The Bully Pulpit, part 2

Anyone who knows me well, knows I love folk music. It was sometime around 2004, when I first heard a new recording by Peter, Paul and Mary of a song entitled, Don’t Laugh At Me. The first time I heard it, I was sitting quietly in my living room and listening to PP&M’s then new album. Don’t Laugh at Me came on and I found myself almost immediately reduced to tears. I must have hit replay a good ten times in a row. I searched for the composer online, wrote to him, and soon had the lyrics and guitar chords as I hastened to learn the song.

I believed it would be a powerful song to bring to camp. I love those delicious evenings when I am invited to come to a bunk at bedtime to sing some songs as “cabin prayers.” I also brought the song to attention of my wife, Laura, who at the time directed the camp’s educational program. The following summer, she arranged for Peter Yarrow to visit camp, to teach the song and talk about Don’t Laugh at Me.By then, and entire anti-bullying campaign, Operation Respect, had taken root, in part, inspired by the song. Don’t Laugh at Me has been translated into numerous languages and the curriculum and campaign have taken root around the world. When I first heard the Israeli-Palestinian version, I was again reduced to tears.

The song has been very much on my mind in recent months, as I follow our national political discourse. Over and over again, I find myself wondering how much impact projects like Operation Respect or The Bully Project can have so long as leaders on our national, state or local levels display the very behaviors we, our schools, and our faith communities are trying to teach our children.

I have been quite impressed with how the anti-bullying message has been integrated into the very fabric of our URJ Camps over the past decade or so. Our schools are working hard to create communities where healthy self-esteem and skills for constructive disagreement are learned and lived. Wouldn’t it be refreshing if our political discourse could lead, rather than undermine these efforts?

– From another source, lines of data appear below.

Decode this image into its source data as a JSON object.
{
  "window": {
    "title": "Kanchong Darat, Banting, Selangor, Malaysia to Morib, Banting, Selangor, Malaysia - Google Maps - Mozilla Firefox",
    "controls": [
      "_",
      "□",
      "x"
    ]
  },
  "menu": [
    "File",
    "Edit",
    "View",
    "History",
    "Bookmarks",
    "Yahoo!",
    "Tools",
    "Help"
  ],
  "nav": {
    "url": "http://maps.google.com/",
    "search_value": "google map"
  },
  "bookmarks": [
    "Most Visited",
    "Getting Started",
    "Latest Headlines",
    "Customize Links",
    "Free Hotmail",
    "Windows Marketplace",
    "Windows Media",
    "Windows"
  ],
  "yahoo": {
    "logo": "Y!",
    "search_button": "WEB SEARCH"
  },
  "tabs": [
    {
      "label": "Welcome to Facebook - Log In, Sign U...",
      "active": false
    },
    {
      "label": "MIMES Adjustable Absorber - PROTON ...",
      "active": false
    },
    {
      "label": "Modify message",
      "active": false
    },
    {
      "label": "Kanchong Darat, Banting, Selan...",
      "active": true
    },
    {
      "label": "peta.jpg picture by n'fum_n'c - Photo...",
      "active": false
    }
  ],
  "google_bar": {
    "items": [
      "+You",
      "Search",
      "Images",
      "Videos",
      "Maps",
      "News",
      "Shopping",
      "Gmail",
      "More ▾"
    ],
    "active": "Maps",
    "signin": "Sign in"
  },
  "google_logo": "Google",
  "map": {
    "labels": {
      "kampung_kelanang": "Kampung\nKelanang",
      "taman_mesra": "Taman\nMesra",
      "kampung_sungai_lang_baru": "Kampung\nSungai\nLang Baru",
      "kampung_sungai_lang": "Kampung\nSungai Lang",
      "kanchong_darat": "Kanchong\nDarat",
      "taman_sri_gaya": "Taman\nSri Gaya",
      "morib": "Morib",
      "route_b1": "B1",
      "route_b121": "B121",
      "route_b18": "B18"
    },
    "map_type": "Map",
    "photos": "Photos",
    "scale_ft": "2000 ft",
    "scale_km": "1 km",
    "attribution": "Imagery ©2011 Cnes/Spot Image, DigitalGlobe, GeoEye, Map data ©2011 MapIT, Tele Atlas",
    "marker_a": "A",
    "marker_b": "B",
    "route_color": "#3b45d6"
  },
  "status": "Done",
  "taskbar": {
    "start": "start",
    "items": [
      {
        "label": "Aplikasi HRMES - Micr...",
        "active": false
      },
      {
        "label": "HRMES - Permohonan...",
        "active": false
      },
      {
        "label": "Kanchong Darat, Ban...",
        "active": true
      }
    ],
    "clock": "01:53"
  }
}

How can we help our candidates and leaders understand that what they say leaves an imprint on the hearts and minds not only of prospective voters, but also on the hearts and minds of millions of young children who we are raising as the coming generations who will guide our nation? You want to ascend to President Teddy Roosevelt’s “Bully Pulpit?” The path is not through being a bully, bigot, or divider.

>

As we traverse the space between our two national parties’ nominating conventions I urge us all to take a few minutes to listen to Don’t Laugh at Me and reflect on its message. I fully understand that politics can be messy and chaotic. I cannot accept bullying, denigration, bigotry, hatred, religious intolerance, anti-Semitism, racism, and any of the other forms of divisive language pouring forth as a path to living our nation’s ideals. All of us, created b’tzelem Elohim, in the”image of God” are precious beings. We will be great when we embody that as we work together to heal our fractured society and our broken world.